Laravel Spark: A Crash Course

Leo Sjöberg • May 1, 2016

The Series – Table of Contents

An Overview

Introduction to Spark
Spark Up What You Have

The Backend

The Spark Philosophy
A Closer Look at the Innards of Spark
Making Spark Your Own


Update (2017-05-12): I no longer endorse Spark to quite the same extent, and have realised that it has various shortcomings, and have not myself used Spark since the release of version 2.0

Introductory words

This is the first in a series of blog posts about Laravel Spark. Content may be added and removed throughout, and the table of contents above is merely a rough plan of what I hope to publish.

What is Spark?

Spark provides the perfect starting point for your next big idea. Forget all the boilerplate and focus on what matters: your application.

Before anyone thinks anything – Spark is not meant to be an app, it's not meant to be an all-fulfilling package, it's meant as a boilerplate. Spark provides you with the foundation for a general SaaS; it gives you user and team billing, subscription plans, teams, and a lot more. Above anything else, however, Spark provides scaffolding. As soon as you type spark new idea, it will lay the foundation for a SaaS for you.

"Should I use Spark?"

Well, maybe, maybe not. Make no mistake, Spark is heavily opinionated towards a certain type of platform. It does not feature any advanced multi-tenancy with multiple levels of teams (akin to how GitHub works), and a guide for setting it up easily is yet to surface. In it's base install, a user belonging can either create a team or they can't, and you can create lots of teams. You can't create a team within a team, and limit those, or have a user be organisation-bound rather than platform-bound (a good example of the two would be GitHub, where you have a GitHub account, and are part of multiple organisations, and Slack, where you have one account per team).

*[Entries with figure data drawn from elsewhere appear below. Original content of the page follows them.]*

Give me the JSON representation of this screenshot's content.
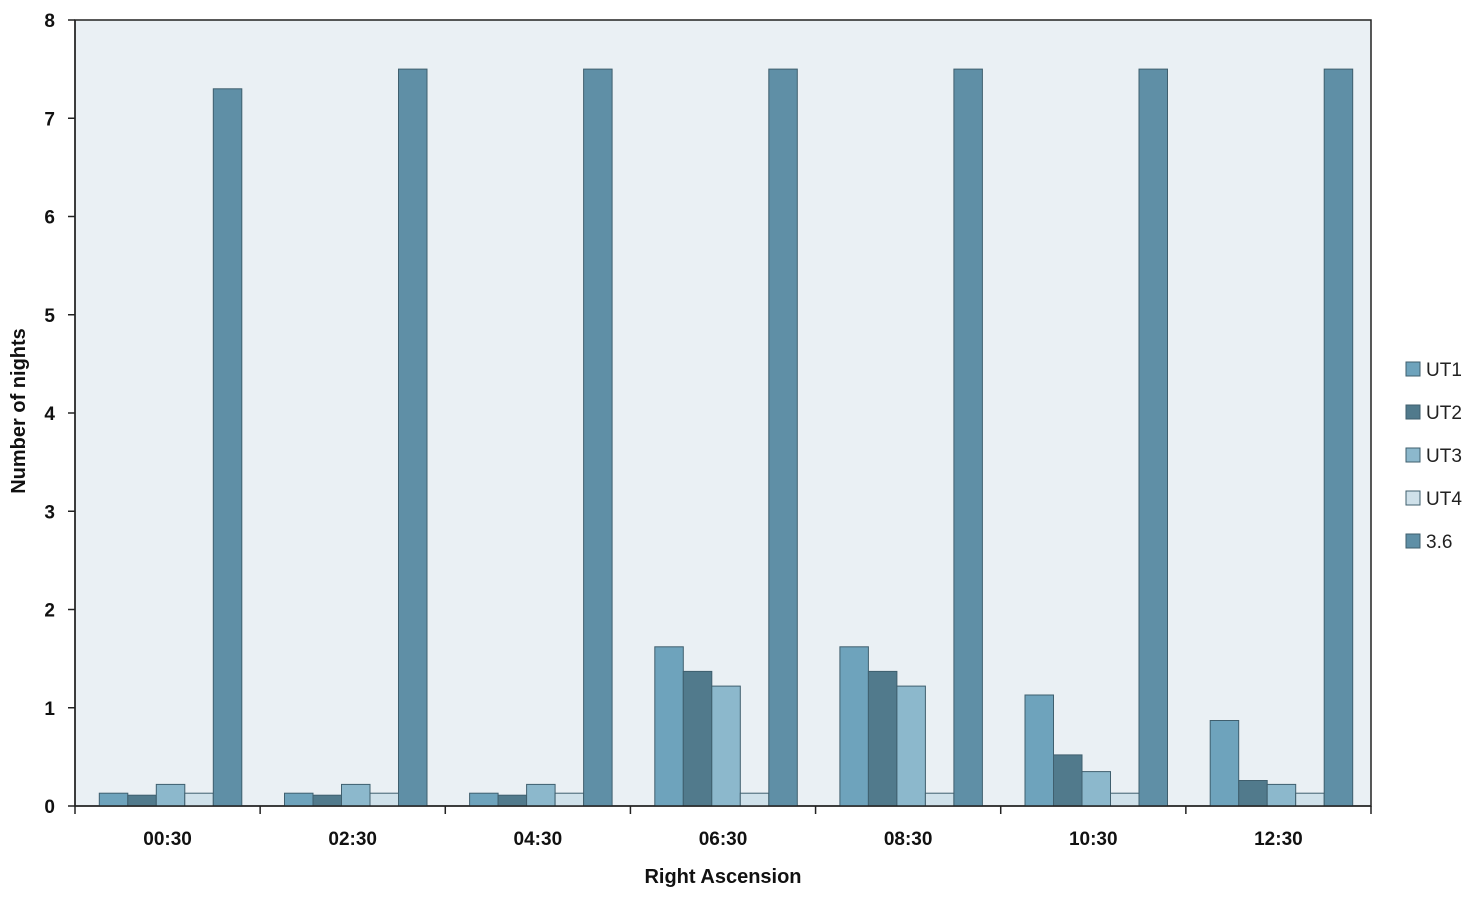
{
  "chart_data": {
    "type": "bar",
    "xlabel": "Right Ascension",
    "ylabel": "Number of nights",
    "ylim": [
      0,
      8
    ],
    "yticks": [
      "0",
      "1",
      "2",
      "3",
      "4",
      "5",
      "6",
      "7",
      "8"
    ],
    "grid": false,
    "legend_position": "right",
    "categories": [
      "00:30",
      "02:30",
      "04:30",
      "06:30",
      "08:30",
      "10:30",
      "12:30"
    ],
    "series": [
      {
        "name": "UT1",
        "color": "#6ea3bc",
        "values": [
          0.13,
          0.13,
          0.13,
          1.62,
          1.62,
          1.13,
          0.87
        ]
      },
      {
        "name": "UT2",
        "color": "#517a8c",
        "values": [
          0.11,
          0.11,
          0.11,
          1.37,
          1.37,
          0.52,
          0.26
        ]
      },
      {
        "name": "UT3",
        "color": "#8cb8cc",
        "values": [
          0.22,
          0.22,
          0.22,
          1.22,
          1.22,
          0.35,
          0.22
        ]
      },
      {
        "name": "UT4",
        "color": "#cfe1ea",
        "values": [
          0.13,
          0.13,
          0.13,
          0.13,
          0.13,
          0.13,
          0.13
        ]
      },
      {
        "name": "3.6",
        "color": "#5f8fa6",
        "values": [
          7.3,
          7.5,
          7.5,
          7.5,
          7.5,
          7.5,
          7.5
        ]
      }
    ],
    "colors": {
      "plot_background": "#eaf0f4",
      "bar_outline": "#3f5f6e",
      "axis": "#222222"
    }
  }
}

Of course, this is never advertised as something that would be feature, but a few people have requested a way to easily implement this over at the Larachat Slack.

However, Spark is very customisable, but do keep in mind it might not be suitable for every project you will build. Now, Spark does have a lot out of the box; it features team invites, role management and team-specific registrations. It comes with a well-written backend and frontend, and although parts might need customisation, that is only to be expected with something that only provides you boilerplate. It would have been nice to have a useful trait or middleware for multi-tenancy that could just be used, but that part is also not terribly difficult. In fact, to make it easier, Brian Dillingham wrote a plug-and-play trait which he was kind enough to put in a Gist to be used by anyone.

Now, if you visit the Spark website and think to yourself

Gee, that's not quite the platform I've envisioned, I'll have to change a lot.

Then by all means, don't use Spark, but also keep in mind a lot of it can be customised.

If you would like to read more about multi-tenancy in Spark, check out my old article from the alpha days, a lot of it still applies.

Getting started with Spark

Okay, so you've decided Spark is the way to go for your app, and you want to get started. Of course, the first thing to do is to sign up for Spark over at the website. Once that's all done, you'll have to buy a license ($99 for a single-site license or $299 for an unlimited license) to get access to the code (you can create as many Spark projects as you want even with a single-site license, but it's only valid for publishing one application). From that point on, just follow the instructions for the Spark Installer.

When you've got your token registered, fire up your terminal and navigate your way to the directory where you want your project. After that, simply execute spark new project-name, set up the database as you would a normal Laravel application, run the migrations, and treat yourself to something nice, because you just set up Spark.

Where to go from here

This is not meant as a tutorial for setting up Spark and working with it. For that, I wholeheartedly recommend the Laracasts series.

Closing remarks

There have been quite a few comments on the lack of a clear way to integrate a multi-level team structure, and I will agree that I believe this use case should have been taken into more consideration, as it is a fairly common structure. However, all things considered, Spark is a well-rounded product, albeit largely opinionated.

Keep in mind that Spark is just scaffolding, don't be afraid to change files just because you're afraid to miss some minor fixes to various view files or javascript, you can always do some git diffing to fix it.